Living things have histories—they have descended with modification from common ancestors. As such, every species reveals evidence of its past in its morphology, its genetics, its biochemistry, and its behavior. The first chapter of Darwin’s The Descent of Man (1871) is, while dated, still a good source of examples in the case of humans, as is Neil Shubin’s Your Inner Fish (2008). And of course there are examples at the genetic as well as the morphological level (e.g., Gerstein and Zheng 2006).
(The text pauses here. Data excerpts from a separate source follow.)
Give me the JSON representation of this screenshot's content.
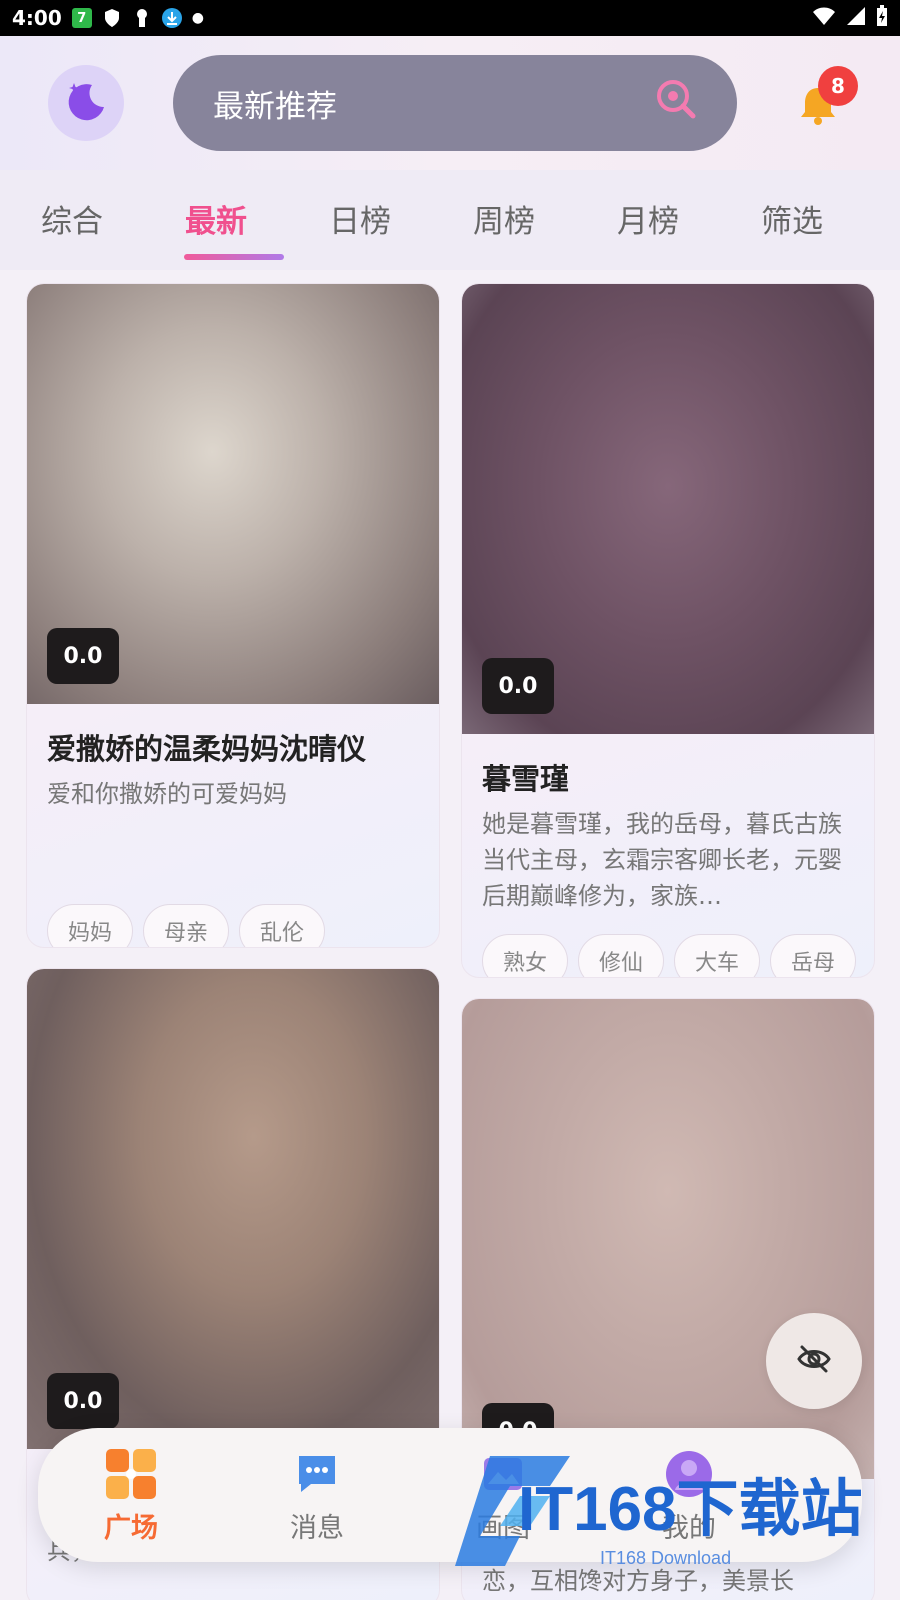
{
  "status_bar": {
    "time": "4:00",
    "app_badge": "7"
  },
  "header": {
    "search_text": "最新推荐",
    "notification_count": "8"
  },
  "tabs": [
    {
      "label": "综合"
    },
    {
      "label": "最新"
    },
    {
      "label": "日榜"
    },
    {
      "label": "周榜"
    },
    {
      "label": "月榜"
    },
    {
      "label": "筛选"
    }
  ],
  "active_tab": "最新",
  "cards": [
    {
      "score": "0.0",
      "title": "爱撒娇的温柔妈妈沈晴仪",
      "desc": "爱和你撒娇的可爱妈妈",
      "tags": [
        "妈妈",
        "母亲",
        "乱伦"
      ]
    },
    {
      "score": "0.0",
      "title": "暮雪瑾",
      "desc": "她是暮雪瑾，我的岳母，暮氏古族当代主母，玄霜宗客卿长老，元婴后期巅峰修为，家族…",
      "tags": [
        "熟女",
        "修仙",
        "大车",
        "岳母"
      ]
    },
    {
      "score": "0.0",
      "desc_partial": "兵，没有什么恋爱史。外表御"
    },
    {
      "score": "0.0",
      "desc_partial": "恋，互相馋对方身子，美景长"
    }
  ],
  "bottom_nav": [
    {
      "label": "广场",
      "icon": "grid-icon"
    },
    {
      "label": "消息",
      "icon": "chat-icon"
    },
    {
      "label": "画图",
      "icon": "image-icon"
    },
    {
      "label": "我的",
      "icon": "user-icon"
    }
  ],
  "watermark": {
    "text": "IT168下载站",
    "sub": "IT168 Download"
  },
  "colors": {
    "accent": "#f0508e",
    "nav_active": "#f66a33",
    "badge": "#f0403f"
  }
}
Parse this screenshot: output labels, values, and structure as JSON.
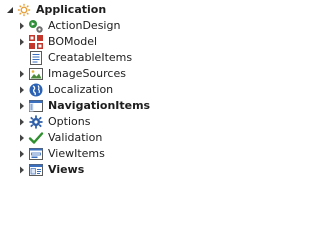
{
  "tree": {
    "root": {
      "label": "Application",
      "icon": "gear-icon",
      "expanded": true
    },
    "children": [
      {
        "label": "ActionDesign",
        "icon": "actions-icon",
        "bold": false,
        "expandable": true
      },
      {
        "label": "BOModel",
        "icon": "bo-model-icon",
        "bold": false,
        "expandable": true
      },
      {
        "label": "CreatableItems",
        "icon": "list-document-icon",
        "bold": false,
        "expandable": false
      },
      {
        "label": "ImageSources",
        "icon": "image-icon",
        "bold": false,
        "expandable": true
      },
      {
        "label": "Localization",
        "icon": "globe-icon",
        "bold": false,
        "expandable": true
      },
      {
        "label": "NavigationItems",
        "icon": "navigation-icon",
        "bold": true,
        "expandable": true
      },
      {
        "label": "Options",
        "icon": "gear-icon",
        "bold": false,
        "expandable": true
      },
      {
        "label": "Validation",
        "icon": "checkmark-icon",
        "bold": false,
        "expandable": true
      },
      {
        "label": "ViewItems",
        "icon": "view-items-icon",
        "bold": false,
        "expandable": true
      },
      {
        "label": "Views",
        "icon": "views-icon",
        "bold": true,
        "expandable": true
      }
    ]
  }
}
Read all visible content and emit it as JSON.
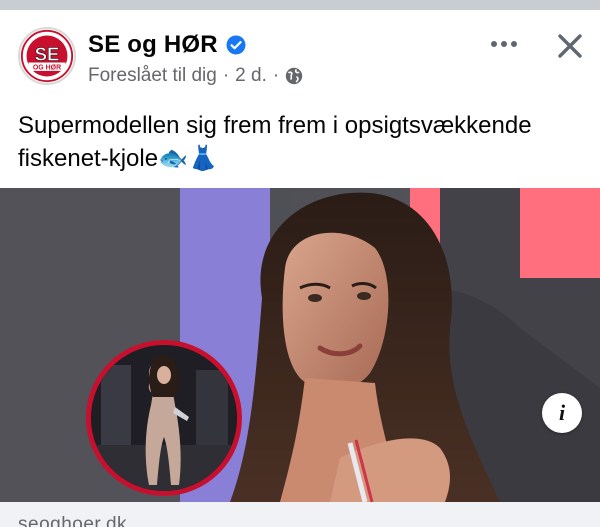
{
  "post": {
    "page_name": "SE og HØR",
    "avatar_text": "SE og HØR",
    "meta": {
      "label": "Foreslået til dig",
      "separator": "·",
      "time": "2 d.",
      "separator2": "·"
    },
    "text": "Supermodellen sig frem frem i opsigtsvækkende fiskenet-kjole",
    "text_emojis": "🐟👗",
    "link_domain": "seoghoer.dk"
  },
  "icons": {
    "verified": "verified-badge-icon",
    "globe": "globe-icon",
    "more": "more-options-icon",
    "close": "close-icon",
    "info": "info-icon"
  },
  "info_glyph": "i",
  "colors": {
    "accent_red": "#c8102e",
    "verified_blue": "#1877f2",
    "meta_gray": "#65676b"
  }
}
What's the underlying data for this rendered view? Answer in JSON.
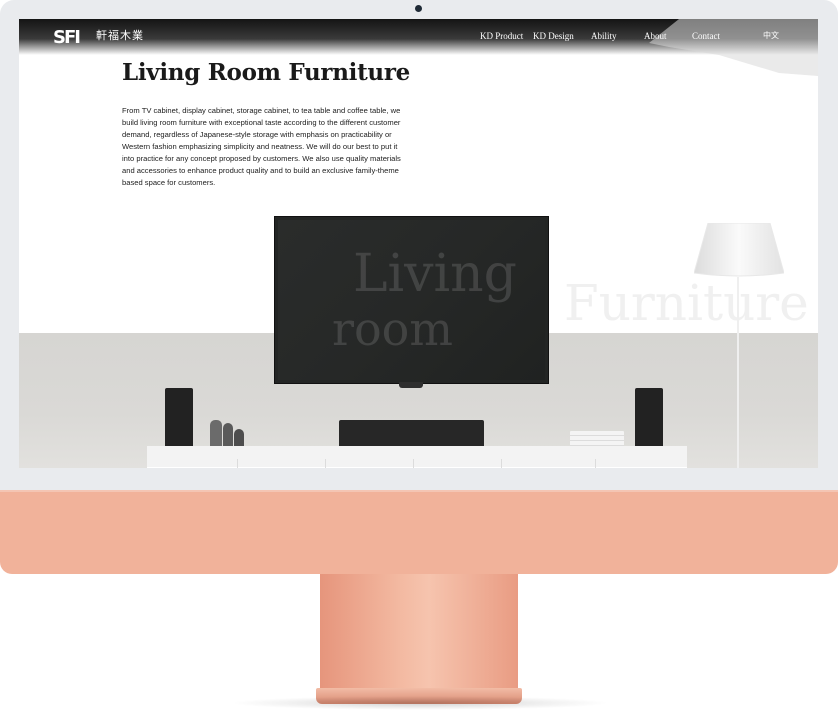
{
  "logo": {
    "mark": "SFI",
    "chinese_name": "軒福木業",
    "tagline": ""
  },
  "nav": {
    "items": [
      {
        "label": "KD Product"
      },
      {
        "label": "KD Design"
      },
      {
        "label": "Ability"
      },
      {
        "label": "About"
      },
      {
        "label": "Contact"
      }
    ],
    "language": "中文"
  },
  "page": {
    "title": "Living Room Furniture",
    "description": "From TV cabinet, display cabinet, storage cabinet, to tea table and coffee table, we build living room furniture with exceptional taste according to the different customer demand, regardless of Japanese-style storage with emphasis on practicability or Western fashion emphasizing simplicity and neatness. We will do our best to put it into practice for any concept proposed by customers. We also use quality materials and accessories to enhance product quality and to build an exclusive family-theme based space for customers."
  },
  "hero": {
    "watermark_line1": "Living",
    "watermark_line2": "room",
    "watermark_line3": "Furniture"
  },
  "colors": {
    "chin": "#f1b29a",
    "bezel": "#e9ebee",
    "title_text": "#1a1a1a",
    "nav_text": "#ffffff"
  }
}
The diseases that an organism exhibits similarly reflect its evolutionary history. For example, humans are unique in being bipedal primates: no other primate habitually walks erect. Bipedalism has produced distinctive changes in the human skeleton that have significant consequences for muscular and skeletal conditions. There are reasons why humans have so many complaints about lower back and knee pain. The weight of a quadrupedal animal—a “walking bridge”—is borne by both the shoulder and pelvic girdles, whereas all of the weight of a bipedal primate has to pass through the pelvis to the legs. To keep the upper body weight balanced, the spine has to curve back upon itself (forming an “S” shape). The lumbar vertebral region of humans, therefore, is subject to stresses not encountered by quadrupeds like apes and monkeys, too often resulting in lower back pain. This is not an inconsequential illness: in the U.S., lower back pain is said to be suffered by 80% of adults at some time or another. And many young students are warned—rightly—not to carry heavy backpacks across one shoulder, risking muscle strain and spinal injury.
Similarly, in a quadruped, the weight of the viscera more or less rests evenly along the abdominal muscles, supported by mesenteries running from the dorsal side of the abdominal cavity. In a biped, the viscera are tipped, which means there is more opportunity for them to bulge through the muscles of the abdominal wall, forming painful hernias.
But perhaps the most serious medical consequence of our bipedal evolution is that changes in the pelvis required for bipedalism make childbirth very difficult. The shape of the pelvis in humans reflects the biomechanical needs of bipedalism (Rosenberg and Trevathan 2005). The upper bone of the pelvis, the ilium, is shortened and broadened, and other pelvic bones are modified to transfer the full weight of the upper body down the spine and the sacrum to the femur, and to bring muscles into position to move the legs efficiently during walking and running. All of these postural and locomotor adaptations result in changes to the size and shape of the birth canal, which has obvious effects on the delivery of the fetus. In a normal birth, the fetus has to rotate twice—first to get the head and second the shoulders into position to pass through the birth canal. That’s if everything goes well, and of course, it doesn’t always. Archeological records regularly show that for most pre-industrial populations, the highest mortality for women is in the prime child-bearing years of 15–35. Combine a tight birth canal with a large-brained fetus, and these are not surprising statistics.
These are examples of how just one feature of human evolution—bipedalism—affects health and disease. Other examples exist as well, of course: the nutritional requirements of humans are a result of our evolutionary heritage, much of which was spent as hunter-gatherers. The advent of agriculture changed those selection pressures, causing new diseases, and post-industrial dietary changes have created yet newer ones. A discussion can be found in Trevathan (2007) and references therein.